The .env file contains passwords and API keys that should not go into source control for security reasons. Plus they will likely change between environments (you should use different API keys for testing vs production)

What you can do is keep .env.example.php in git and keep it updated with the variables that need to be configured, but leave the value blank. Then on new install just do copy .env.example.php to .env and update the values for that environment.

1

The answers here and many articles all said .env includes sensitive information so it should not be put in source control. But the thing is .env does not just include sensitive information, it may also contain typical setting configuration. You can just leave sensitive information out and keep all the other settings in git.

Some suggests put .env.example in git, I actually followed that for a while but found it quite “inconvenient”, especially for the guys who newly joined the team. When they check out the codes, they find codes can not run, then they just copy .env from other old guys (not from .env.example and make the necessary changes.) b/c for dev environment even the sensitive information like API key/DB password are shared.

Quite often the whole dev team will have one API key and one DB setting. I see this happened from time to time, which just makes me doubt the use of .env.example.

So now I use the practice of putting .env in git and put sensitive information in .env.local which is gitignored.

Ruby dotenv gem suggested this https://github.com/bkeepers/dotenv#what-other-env-files-can-i-use
Symfony 4 has also changed to this behavior
When I do nodejs project I also use a npm package called dotenv-flow to do that.

0

The List of files added in .gitignore file will be discarded by Git and will not be uploaded/downloaded to/from Git repository

Main advantages of putting .env in .gitignore.

1) The .env file contains sensitive information about the project. Information like your Database Credentials, You Encryption Key, If your app is using any API then you can have API Keys/Access tokens can be loaded from the .env file and you might not want those credentials to be accessible to everyone who has access to the project.
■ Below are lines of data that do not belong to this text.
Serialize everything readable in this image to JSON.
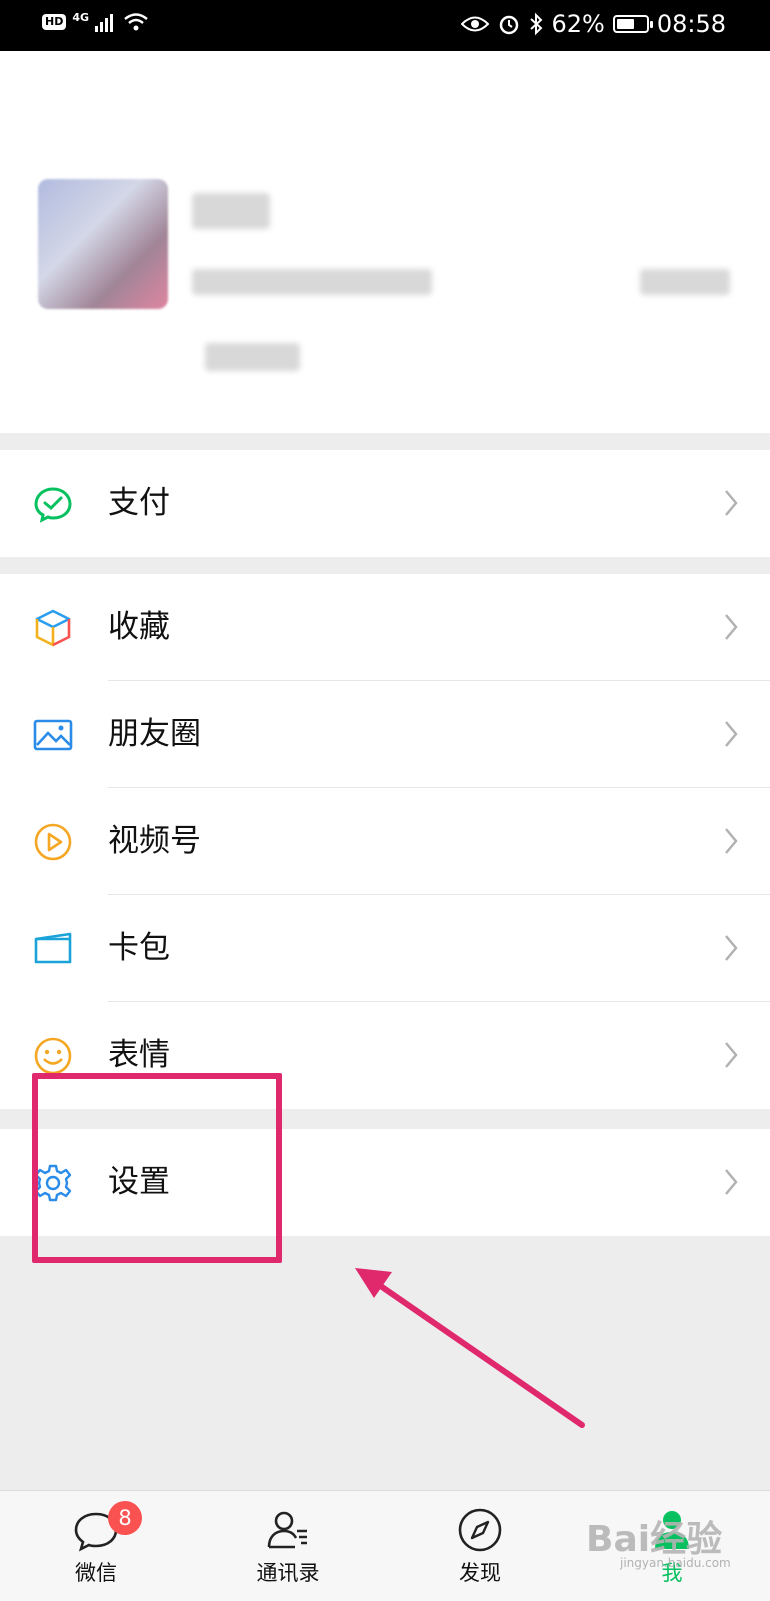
{
  "status_bar": {
    "hd": "HD",
    "network": "4G",
    "battery_percent": "62%",
    "battery_level": 0.62,
    "time": "08:58"
  },
  "menu": {
    "pay": {
      "label": "支付",
      "icon": "wechat-pay-icon"
    },
    "favorites": {
      "label": "收藏",
      "icon": "cube-icon"
    },
    "moments": {
      "label": "朋友圈",
      "icon": "image-icon"
    },
    "channels": {
      "label": "视频号",
      "icon": "play-icon"
    },
    "cards": {
      "label": "卡包",
      "icon": "card-icon"
    },
    "stickers": {
      "label": "表情",
      "icon": "smiley-icon"
    },
    "settings": {
      "label": "设置",
      "icon": "gear-icon"
    }
  },
  "tabbar": {
    "chats": {
      "label": "微信",
      "badge": "8",
      "icon": "chat-bubble-icon"
    },
    "contacts": {
      "label": "通讯录",
      "icon": "contacts-icon"
    },
    "discover": {
      "label": "发现",
      "icon": "compass-icon"
    },
    "me": {
      "label": "我",
      "icon": "person-icon"
    }
  },
  "watermark": {
    "text": "Bai经验",
    "sub": "jingyan.baidu.com"
  },
  "colors": {
    "accent_green": "#07c160",
    "highlight_pink": "#e0286d",
    "badge_red": "#fa5151"
  }
}
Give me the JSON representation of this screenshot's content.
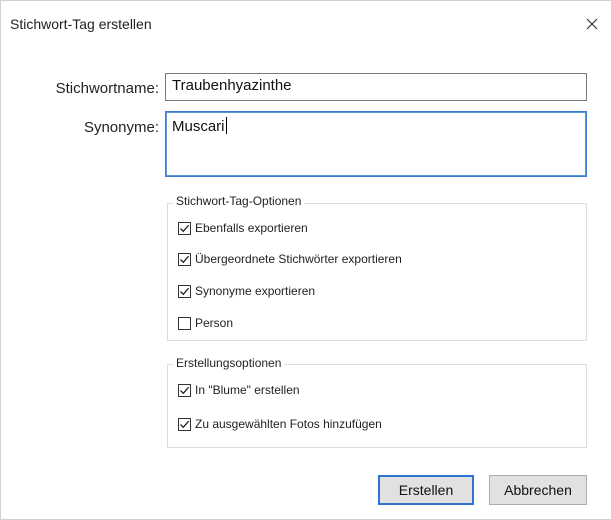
{
  "dialog": {
    "title": "Stichwort-Tag erstellen",
    "close_icon": "close-icon"
  },
  "fields": {
    "name_label": "Stichwortname:",
    "name_value": "Traubenhyazinthe",
    "synonyms_label": "Synonyme:",
    "synonyms_value": "Muscari"
  },
  "tag_options": {
    "legend": "Stichwort-Tag-Optionen",
    "items": [
      {
        "label": "Ebenfalls exportieren",
        "checked": true
      },
      {
        "label": "Übergeordnete Stichwörter exportieren",
        "checked": true
      },
      {
        "label": "Synonyme exportieren",
        "checked": true
      },
      {
        "label": "Person",
        "checked": false
      }
    ]
  },
  "create_options": {
    "legend": "Erstellungsoptionen",
    "items": [
      {
        "label": "In \"Blume\" erstellen",
        "checked": true
      },
      {
        "label": "Zu ausgewählten Fotos hinzufügen",
        "checked": true
      }
    ]
  },
  "buttons": {
    "create": "Erstellen",
    "cancel": "Abbrechen"
  },
  "colors": {
    "accent": "#2f73d0",
    "button_bg": "#e1e1e1"
  }
}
2) The .env file contains specific settings which you might not want to have same on Production and Development Environment

Eg. On Development Environment you may keep APP_DEBUG = true where as for Production it's recommended to have APP_DEBUG=false. Similarly if your app is using any API(Payment Gateway) then you will have to use Test API Credentials for Development Environment and Live Credentials(which will result in actual online transaction) for Production Environment which can be managed well through .env file.